Eukaryotes have a common MSC that is cation selective, but none of the members of the family appear to have been cloned. In general, the channels inactivate with time, but the inactivation is not adaptation and it requires an intact cytoskeleton. Activation, on the other hand does not. The only specific inhibitor known for MSCs is a small, basic, pentavalent peptide(Ostrow et al., 2003 ;Oswald et al., 2002) called GsMTx4 isolated from tarantula venom(Suchyna et al., 2000). Its mechanism of action is to shift the gating curve to higher tensions, not to plug the pore. The dogma for peptide/channel interactions claim the mode of action is via a lock and key mechanism that provides specificity and efficacy. However, we synthesized the D enantiomer of GsMTx4 and it works as well as the L form(Suchyna et al., 2004). Thus, the peptide acts specifically on a subclass of eukaryotic MSCs but without a dependence on chirality. This suggests an interaction with the boundary lipids, i.e. the functional unit is not just the protein, but the protein plus the boundary lipids.

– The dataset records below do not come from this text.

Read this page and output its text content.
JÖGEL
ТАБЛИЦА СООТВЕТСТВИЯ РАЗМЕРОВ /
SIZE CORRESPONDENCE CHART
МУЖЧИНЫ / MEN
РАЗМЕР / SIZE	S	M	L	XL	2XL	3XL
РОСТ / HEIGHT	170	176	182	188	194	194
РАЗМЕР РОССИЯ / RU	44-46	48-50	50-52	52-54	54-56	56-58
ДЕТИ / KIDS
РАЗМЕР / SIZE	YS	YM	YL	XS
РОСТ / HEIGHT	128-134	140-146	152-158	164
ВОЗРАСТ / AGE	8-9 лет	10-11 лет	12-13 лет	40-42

(1) Ostrow KL, Mammoser A, Suchyna T, Sachs F, Oswald RE, Kubo S, Chino N, Gottlieb P (2003) cDNA sequence and in vitro folding of GsMTx4, a specific peptide inhibitor of mechanosensitive channels. Toxicon 42:263-274.
(2) Oswald RE, Suchyna TM, McFeeters R, Gottlieb P, Sachs F (2002) Solution structure of peptide toxins that block mechanosensitive ion channels. J Biol Chem 277:34443-34450.
(3) Suchyna T, Tape SE, Koeppe RE, Andersen OS, Sachs F, Gottlieb P (2004) Non-chiral effects of a peptide inhibitor of mechanosensitive channels: evidence for a bilayer-dependent mechanism.
(4) Suchyna TM, Johnson JH, Hamer K, Leykam JF, Gage DA, Clemo HF, Baumgarten CM, Sachs F (2000) Identification of a Peptide Toxin from Grammostola spatulata Spider Venom that Blocks Cation-selective Stretch-activated Channels. J Gen Physiol 115:583-598.